Have you ever been put off shopping by an over-zealous assistant? If you have, then have you considered how you feel when that over-zealous assistant is not flesh-and-bone but instead only in digital form? Some people find the analogue version an irritant; yet others groan at the digital equivalent. And so that brings me to Customer Rule #1: Don’t hassle me while I’m just looking; not unless I ask you for help.
This does not mean that store assistants are unwanted. In fact they provide a really worthwhile function, as long as they know useful stuff about the store: where you go to find stuff; where you can try stuff, test stuff, compare stuff; how you buy; how you pay; how you take delivery; anything and everything. But only when you want it. I think of store assistants as analogue equivalents of search boxes, and often nicer to deal with. But I wouldn’t want the search engine in my face except at my behest. And this brings me to Customer Rule #2: When I ask for help, please make sure you’re in a position to help. Especially if you’re a search box. Too often I visit the search function of a site and it can’t find zip. Even though what I’m looking for is on the site.
If you’re in the business of selling stuff, then people who come and browse till the cows come home and never buy anything can be the bane of your life. And so there are a bunch of ways you can get your own back on the customer. You can leave fragile things in easy-to-knock-into places, under a big sign that says if you break it you pay for it. You can seal things so that they’re hard to inspect. You can place them “behind glass”. You can even try and get people to pay for browsing, with a “just looking” fee. These are all excellent techniques to use … if your goal is to frustrate the customer. We’ve all felt this pain in the real world: the harder you make it for me to find something, to get to something, the less likely it is that I’ll buy something. And so we have Customer Rule #3: Make sure there is a good reason for putting your products and services “behind glass”.
It’s not just the products and services that get put behind glass. Sometimes it’s the doors and entryways. Businesses love their customers so much that they put them through some sort of benighted IQ test before they can buy stuff. Want to enter our site? Prove you’re not a machine. [Alan Turing would have found that interesting, the idea of a human having to prove he’s human via a test]. I love the way Randall Munroe makes that point in his excellent xkcd webcomic:
Think about this: how many telephone numbers do you remember “by heart” right now? And how many did you know twenty years ago? We used to have to memorise lots of numbers at one time; now we don’t have to any more. When we want someone’s number, we look up the person’s name. Nothing complicated about it. And, most of the time, we don’t even need to see that number, we just click and away we go. That’s what we started doing when mobile devices started getting smarter.
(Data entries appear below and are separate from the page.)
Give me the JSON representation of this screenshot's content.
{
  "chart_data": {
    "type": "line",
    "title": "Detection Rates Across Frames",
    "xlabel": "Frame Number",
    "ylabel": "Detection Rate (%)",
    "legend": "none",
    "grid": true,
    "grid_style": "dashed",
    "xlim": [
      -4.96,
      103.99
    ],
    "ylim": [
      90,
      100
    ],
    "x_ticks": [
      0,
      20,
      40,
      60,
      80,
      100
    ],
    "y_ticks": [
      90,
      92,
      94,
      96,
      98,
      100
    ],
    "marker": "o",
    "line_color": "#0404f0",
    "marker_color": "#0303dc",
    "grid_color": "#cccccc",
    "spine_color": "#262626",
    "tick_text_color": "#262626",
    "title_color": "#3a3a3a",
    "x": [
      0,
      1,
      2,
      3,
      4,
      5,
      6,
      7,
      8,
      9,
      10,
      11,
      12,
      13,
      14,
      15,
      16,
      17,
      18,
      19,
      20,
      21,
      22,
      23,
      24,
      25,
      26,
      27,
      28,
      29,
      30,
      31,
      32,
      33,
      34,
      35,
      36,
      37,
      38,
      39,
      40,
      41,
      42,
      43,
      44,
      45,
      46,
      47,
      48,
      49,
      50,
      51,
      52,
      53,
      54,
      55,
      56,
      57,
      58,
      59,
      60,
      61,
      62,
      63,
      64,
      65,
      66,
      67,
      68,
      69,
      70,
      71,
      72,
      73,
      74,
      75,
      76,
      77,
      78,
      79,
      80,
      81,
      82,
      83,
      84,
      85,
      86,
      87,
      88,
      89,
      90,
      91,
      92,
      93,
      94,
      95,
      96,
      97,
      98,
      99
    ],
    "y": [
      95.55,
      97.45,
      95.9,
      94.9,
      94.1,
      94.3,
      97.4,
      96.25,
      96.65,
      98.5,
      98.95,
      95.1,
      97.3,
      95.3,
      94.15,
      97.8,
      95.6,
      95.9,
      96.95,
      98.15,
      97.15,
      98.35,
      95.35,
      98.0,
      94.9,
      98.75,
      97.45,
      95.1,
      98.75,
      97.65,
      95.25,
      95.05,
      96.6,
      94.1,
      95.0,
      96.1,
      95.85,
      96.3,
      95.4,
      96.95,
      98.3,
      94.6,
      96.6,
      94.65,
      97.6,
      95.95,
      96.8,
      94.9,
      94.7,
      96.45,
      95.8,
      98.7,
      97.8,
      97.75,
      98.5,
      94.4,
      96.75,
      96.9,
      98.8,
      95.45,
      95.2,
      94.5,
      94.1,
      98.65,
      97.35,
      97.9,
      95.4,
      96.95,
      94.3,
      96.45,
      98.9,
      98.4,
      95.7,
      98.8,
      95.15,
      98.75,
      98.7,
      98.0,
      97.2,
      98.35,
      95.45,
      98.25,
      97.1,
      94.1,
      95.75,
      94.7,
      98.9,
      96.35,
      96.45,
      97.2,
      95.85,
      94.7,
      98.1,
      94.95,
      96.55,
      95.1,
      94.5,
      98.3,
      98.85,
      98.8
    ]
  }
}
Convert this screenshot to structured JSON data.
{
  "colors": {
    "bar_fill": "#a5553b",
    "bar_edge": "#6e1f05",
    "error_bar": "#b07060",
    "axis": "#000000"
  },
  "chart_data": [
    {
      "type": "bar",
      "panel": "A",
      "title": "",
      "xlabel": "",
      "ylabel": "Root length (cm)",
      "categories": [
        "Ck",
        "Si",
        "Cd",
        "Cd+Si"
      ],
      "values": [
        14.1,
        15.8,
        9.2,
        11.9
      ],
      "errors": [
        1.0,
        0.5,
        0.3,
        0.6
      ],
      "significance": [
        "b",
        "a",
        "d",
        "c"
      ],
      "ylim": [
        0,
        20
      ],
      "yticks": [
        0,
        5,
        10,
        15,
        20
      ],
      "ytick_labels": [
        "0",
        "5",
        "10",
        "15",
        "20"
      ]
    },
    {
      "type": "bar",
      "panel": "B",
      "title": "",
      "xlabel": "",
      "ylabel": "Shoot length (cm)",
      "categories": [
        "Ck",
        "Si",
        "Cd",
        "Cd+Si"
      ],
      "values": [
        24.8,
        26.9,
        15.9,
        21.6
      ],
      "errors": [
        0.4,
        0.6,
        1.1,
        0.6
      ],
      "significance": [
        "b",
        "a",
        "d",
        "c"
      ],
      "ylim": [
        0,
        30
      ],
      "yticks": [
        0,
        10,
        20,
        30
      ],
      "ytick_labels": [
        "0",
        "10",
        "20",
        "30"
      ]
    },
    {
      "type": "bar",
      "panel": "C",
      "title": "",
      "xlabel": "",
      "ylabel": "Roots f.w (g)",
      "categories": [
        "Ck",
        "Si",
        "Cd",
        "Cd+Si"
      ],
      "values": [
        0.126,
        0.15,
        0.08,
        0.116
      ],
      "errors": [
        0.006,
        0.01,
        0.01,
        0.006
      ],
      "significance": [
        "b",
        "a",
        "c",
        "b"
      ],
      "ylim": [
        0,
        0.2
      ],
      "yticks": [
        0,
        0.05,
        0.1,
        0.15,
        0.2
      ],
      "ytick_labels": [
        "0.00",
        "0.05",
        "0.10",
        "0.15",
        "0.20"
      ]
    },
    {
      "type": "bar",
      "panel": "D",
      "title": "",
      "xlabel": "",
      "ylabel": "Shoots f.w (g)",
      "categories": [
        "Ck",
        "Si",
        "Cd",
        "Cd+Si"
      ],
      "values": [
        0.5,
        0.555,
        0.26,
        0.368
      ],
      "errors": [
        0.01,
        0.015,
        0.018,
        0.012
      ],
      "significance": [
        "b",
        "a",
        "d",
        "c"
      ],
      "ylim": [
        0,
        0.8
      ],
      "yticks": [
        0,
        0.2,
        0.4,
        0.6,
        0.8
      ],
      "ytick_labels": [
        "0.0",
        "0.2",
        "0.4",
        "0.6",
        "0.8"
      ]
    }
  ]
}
So the next time you ask a customer to remember twelve or sixteen digits as a prerequisite for her doing business with you, think about what you’re doing. Why not ask them to recite pi to 16 digits before she is “allowed” to buy something from you, or, heaven forfend, try and pay a bill….. try and pay you some money? Which leads me to Customer Rule #4: Try not asking customers to memorise stuff about you; instead, try to remember stuff about them.
I can’t remember the number of times I’ve walked in to a shop, both online as well as off-, only to be put off by all the stuff I have to do before I can actually buy something. Most of the time I’ve had one reaction. A predictable reaction. I’ve just walked away and found somewhere else to go about my business. Registration should be something lightweight and simple. Time for Customer Rule #5: If you make it hard for customers to do business with you, don’t be surprised if they fail in the attempt.
People have done business with each other for centuries, even millennia. They buy from each other, they sell to each other. They do so principally because they trust each other, because they’ve bothered to invest in a relationship between each other, because they have some understanding and some respect for each other.
Over those millennia, they’ve evolved ways of doing this simply and effectively. For some reason, we seem to think we can treat people differently in digital space.
Maybe we can. Maybe for some people it doesn’t matter. For me it matters. I want people to make it simple and convenient for me to do business with them. And if they don’t, I will find people who do.
How about you? Do you agree with what I’ve said? Does it match with your experience and expectation? Let me know. Your comments will determine whether I write a follow-up post on queueing time and baskets and trolleys and payment and delivery and all that….. or not, as the case may be.